The purpose of the study is to evaluate the efficacy and safety of mogamulizumab (KW-0761) in chinese subjects with mycosis fungoides or sézary syndrome previously treated with systemic therapy

Novel Flow-cytometry Approaches to Improve the Detection of Tumor Cells in CTCL

Identification and quantitation of circulating tumor cells in patients with cutaneous T-cell lymphoma -mycosis fungoides (MF)/Sézary syndrome (SS)- are required for diagnosis and precising the actual staging and response to treatment. The current flow cytometry techniques used in clinical laboratories do not correctly allow to compare results in a clinical setting. Furthermore, now we know that the phenotype of tumor cells partially overlaps with that of normal TCD4+ cells, and it is rather heterogeneous.
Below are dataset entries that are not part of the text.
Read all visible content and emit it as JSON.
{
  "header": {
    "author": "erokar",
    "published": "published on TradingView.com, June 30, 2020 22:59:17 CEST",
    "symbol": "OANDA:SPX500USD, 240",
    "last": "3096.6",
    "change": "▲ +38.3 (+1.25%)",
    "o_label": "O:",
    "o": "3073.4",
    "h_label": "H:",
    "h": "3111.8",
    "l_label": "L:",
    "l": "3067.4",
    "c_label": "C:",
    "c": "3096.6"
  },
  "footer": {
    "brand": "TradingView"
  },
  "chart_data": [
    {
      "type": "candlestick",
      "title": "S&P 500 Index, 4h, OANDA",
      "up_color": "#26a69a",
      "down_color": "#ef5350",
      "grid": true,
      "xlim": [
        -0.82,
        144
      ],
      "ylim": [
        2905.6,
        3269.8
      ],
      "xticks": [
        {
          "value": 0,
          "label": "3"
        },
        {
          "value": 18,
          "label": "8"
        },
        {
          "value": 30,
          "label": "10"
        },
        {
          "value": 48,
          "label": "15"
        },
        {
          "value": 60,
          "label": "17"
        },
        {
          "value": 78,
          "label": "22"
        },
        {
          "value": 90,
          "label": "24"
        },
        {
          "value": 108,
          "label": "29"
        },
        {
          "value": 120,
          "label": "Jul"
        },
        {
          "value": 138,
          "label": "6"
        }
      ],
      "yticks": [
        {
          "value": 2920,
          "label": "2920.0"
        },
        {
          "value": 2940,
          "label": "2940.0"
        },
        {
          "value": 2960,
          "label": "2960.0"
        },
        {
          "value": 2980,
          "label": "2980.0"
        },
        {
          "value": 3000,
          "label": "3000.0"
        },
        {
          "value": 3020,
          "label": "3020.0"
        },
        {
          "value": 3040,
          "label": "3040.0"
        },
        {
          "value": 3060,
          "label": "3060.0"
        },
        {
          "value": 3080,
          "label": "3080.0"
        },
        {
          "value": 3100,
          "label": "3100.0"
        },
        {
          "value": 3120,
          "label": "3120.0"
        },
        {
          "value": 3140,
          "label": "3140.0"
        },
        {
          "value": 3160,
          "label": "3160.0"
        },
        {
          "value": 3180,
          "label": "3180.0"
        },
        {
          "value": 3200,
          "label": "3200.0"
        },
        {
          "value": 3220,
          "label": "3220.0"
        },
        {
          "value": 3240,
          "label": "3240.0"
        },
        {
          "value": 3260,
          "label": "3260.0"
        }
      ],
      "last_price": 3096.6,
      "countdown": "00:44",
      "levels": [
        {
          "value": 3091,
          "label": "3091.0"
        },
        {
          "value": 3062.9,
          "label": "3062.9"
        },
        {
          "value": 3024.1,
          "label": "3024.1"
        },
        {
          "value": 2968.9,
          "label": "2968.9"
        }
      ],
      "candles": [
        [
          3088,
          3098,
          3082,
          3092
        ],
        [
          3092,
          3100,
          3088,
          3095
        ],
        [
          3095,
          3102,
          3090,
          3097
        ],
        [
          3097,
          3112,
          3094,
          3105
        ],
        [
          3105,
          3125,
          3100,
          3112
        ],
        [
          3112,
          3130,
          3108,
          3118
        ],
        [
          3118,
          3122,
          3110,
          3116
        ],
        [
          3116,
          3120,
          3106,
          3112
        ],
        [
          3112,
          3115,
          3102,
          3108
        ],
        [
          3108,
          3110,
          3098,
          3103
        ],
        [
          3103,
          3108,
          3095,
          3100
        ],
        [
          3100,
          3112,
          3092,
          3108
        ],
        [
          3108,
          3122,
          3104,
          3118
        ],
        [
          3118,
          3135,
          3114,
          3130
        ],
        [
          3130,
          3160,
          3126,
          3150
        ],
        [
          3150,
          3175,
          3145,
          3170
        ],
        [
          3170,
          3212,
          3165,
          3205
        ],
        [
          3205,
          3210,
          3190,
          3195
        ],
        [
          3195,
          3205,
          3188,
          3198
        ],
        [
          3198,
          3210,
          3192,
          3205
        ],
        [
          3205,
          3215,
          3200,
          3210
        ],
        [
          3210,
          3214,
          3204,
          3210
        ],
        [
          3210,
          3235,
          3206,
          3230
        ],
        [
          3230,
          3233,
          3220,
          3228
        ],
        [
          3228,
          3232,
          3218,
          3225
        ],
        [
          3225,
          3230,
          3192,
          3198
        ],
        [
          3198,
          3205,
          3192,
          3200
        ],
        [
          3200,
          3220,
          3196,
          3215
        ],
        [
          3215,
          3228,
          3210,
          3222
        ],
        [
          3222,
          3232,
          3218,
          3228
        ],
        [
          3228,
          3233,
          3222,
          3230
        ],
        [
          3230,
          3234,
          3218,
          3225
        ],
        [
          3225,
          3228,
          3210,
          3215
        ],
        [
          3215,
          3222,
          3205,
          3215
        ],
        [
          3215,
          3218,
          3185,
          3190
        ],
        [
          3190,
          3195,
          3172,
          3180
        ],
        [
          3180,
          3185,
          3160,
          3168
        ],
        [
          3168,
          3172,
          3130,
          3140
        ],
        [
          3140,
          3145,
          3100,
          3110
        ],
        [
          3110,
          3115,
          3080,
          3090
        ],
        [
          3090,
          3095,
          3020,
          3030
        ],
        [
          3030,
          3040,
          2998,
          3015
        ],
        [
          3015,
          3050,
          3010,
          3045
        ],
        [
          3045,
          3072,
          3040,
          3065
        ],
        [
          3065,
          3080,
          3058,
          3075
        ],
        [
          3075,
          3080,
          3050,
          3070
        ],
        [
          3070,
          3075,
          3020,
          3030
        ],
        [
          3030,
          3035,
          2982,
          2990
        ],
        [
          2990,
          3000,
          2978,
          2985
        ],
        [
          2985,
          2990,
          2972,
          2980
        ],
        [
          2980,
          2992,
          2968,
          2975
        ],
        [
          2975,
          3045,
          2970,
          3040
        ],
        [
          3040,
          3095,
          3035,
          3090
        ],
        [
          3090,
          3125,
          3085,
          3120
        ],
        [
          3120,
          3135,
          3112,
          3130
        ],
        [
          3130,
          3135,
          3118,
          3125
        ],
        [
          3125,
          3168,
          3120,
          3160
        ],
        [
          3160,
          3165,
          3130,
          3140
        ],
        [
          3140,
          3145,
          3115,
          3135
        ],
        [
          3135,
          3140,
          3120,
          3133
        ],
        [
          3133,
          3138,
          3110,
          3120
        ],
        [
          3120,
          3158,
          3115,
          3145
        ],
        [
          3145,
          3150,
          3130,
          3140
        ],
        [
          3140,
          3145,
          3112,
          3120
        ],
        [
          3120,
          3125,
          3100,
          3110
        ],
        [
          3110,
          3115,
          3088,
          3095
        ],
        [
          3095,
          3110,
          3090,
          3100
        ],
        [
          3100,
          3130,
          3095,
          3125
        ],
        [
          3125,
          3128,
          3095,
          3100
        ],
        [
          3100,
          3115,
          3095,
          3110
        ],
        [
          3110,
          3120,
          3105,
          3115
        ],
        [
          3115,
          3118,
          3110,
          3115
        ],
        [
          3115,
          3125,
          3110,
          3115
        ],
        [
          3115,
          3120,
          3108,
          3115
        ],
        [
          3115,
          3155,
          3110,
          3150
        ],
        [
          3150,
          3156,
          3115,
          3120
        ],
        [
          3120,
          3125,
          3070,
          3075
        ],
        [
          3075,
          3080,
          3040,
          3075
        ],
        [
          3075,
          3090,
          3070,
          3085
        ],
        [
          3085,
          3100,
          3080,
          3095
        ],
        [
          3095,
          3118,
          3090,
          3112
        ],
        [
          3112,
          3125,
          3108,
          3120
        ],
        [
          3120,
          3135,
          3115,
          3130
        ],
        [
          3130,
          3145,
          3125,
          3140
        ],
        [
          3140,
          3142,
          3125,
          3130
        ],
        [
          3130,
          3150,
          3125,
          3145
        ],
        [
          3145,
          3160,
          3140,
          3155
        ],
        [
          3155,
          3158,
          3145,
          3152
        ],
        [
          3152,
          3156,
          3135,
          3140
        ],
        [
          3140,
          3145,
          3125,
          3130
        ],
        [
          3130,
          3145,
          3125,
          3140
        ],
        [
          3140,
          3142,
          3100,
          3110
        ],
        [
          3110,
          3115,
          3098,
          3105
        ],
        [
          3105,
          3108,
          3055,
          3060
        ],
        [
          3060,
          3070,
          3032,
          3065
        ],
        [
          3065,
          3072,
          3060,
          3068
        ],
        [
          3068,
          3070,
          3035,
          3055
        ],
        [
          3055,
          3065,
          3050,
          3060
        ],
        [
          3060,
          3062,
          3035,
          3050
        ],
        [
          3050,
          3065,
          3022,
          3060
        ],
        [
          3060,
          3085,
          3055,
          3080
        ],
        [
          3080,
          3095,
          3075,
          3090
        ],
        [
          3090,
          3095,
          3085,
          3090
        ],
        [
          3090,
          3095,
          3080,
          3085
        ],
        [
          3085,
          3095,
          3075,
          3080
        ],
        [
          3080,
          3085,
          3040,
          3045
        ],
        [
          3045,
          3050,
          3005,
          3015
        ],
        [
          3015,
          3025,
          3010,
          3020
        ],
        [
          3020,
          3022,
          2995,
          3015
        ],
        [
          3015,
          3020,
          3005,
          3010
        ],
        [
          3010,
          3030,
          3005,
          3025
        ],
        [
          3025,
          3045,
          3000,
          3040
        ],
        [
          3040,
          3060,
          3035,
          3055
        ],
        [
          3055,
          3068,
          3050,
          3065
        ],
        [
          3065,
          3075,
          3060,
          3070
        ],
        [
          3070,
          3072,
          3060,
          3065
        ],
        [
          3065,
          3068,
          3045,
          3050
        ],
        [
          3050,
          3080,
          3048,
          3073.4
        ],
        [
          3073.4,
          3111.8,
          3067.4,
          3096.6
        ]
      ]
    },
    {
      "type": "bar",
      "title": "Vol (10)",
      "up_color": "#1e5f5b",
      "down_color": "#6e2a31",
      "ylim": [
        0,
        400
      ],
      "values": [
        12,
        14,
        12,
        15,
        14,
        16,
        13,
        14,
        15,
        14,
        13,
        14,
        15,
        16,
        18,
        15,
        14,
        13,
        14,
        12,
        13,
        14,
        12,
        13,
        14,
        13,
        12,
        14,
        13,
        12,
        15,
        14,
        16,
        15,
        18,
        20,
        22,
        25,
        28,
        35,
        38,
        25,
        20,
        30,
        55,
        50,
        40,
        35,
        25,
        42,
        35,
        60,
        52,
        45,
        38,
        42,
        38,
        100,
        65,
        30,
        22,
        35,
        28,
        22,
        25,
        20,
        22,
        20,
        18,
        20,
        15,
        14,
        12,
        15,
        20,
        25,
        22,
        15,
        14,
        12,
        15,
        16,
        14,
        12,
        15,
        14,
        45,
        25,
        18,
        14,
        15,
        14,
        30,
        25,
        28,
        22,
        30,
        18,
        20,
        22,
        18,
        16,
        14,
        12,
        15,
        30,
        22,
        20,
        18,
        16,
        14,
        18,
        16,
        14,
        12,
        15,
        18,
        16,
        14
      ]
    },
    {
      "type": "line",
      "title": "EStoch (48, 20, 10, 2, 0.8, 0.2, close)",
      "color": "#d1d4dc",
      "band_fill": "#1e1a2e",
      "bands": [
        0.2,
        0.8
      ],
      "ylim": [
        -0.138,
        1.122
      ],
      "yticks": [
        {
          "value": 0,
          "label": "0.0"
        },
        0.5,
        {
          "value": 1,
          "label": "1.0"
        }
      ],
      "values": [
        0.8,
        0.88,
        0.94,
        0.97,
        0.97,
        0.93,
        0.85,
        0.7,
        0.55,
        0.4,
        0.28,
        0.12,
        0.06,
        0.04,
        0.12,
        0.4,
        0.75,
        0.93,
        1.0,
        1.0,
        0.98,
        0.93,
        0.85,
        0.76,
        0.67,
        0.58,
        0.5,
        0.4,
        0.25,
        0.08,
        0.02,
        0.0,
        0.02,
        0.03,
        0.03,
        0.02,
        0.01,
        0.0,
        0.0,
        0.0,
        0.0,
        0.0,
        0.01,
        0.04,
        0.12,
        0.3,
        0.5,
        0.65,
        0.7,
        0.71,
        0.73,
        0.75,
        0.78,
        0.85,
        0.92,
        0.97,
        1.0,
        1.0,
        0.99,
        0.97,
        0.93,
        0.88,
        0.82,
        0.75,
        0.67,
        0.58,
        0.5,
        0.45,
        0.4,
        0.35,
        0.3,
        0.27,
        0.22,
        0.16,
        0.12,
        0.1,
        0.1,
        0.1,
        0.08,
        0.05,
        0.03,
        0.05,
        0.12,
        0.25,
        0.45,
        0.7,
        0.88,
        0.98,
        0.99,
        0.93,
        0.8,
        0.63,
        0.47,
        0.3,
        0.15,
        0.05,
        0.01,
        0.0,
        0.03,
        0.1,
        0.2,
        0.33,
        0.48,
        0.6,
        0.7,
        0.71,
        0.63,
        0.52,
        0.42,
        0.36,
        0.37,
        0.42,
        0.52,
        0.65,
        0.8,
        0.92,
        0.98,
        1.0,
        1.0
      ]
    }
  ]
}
The GENERAL OBJECTIVE of this project is to apply flow-cytometry standardized strategies for rapid, specific, sensitive, and reproducible detection and quantitation of tumor cells in patients with MF/SS. For this purpose, in the first phase of the project we will design an optimal combination of markers to detect tumor cells by spectral flow-cytometry, and then the specificity and analytical sensitivity of the new combination/procedure will be assessed in blood samples -to be later applied to skin samples-, and finally reference databases will be created for the automatic analysis of cytometry data. In a second phase of the project, the developed method will be validated in a multicenter manner, through the demonstration of its practical applicability and clinical utility (speed and precision) in blood samples (and skin, where appropriate) for diagnosis, staging, and treatment monitoring. In parallel, the tumor microenvironment (residual normal immune system) will be explored -by applying the panel designed in the first phase together with additional immune-monitoring panels by flow cytometry-, and its relationship with clinical-biological heterogeneity of the tumor will be analyzed. In the two phases of the project, cytometry data will be compared with the gold standard approach to identify tumor T cells (through the identification of clonal rearrangement by PCR and/or NGS, performed on cell populations previously sorted by flow cytometry).

MORPHEE : Mechanisms of Cell Death Induced by Extracorporeal Photochemotherapy

The objective of this study is to describe the type of cell death induced by extracorporeal photochemotherapy, depending on the cell type, using a panel of complementary analysis techniques.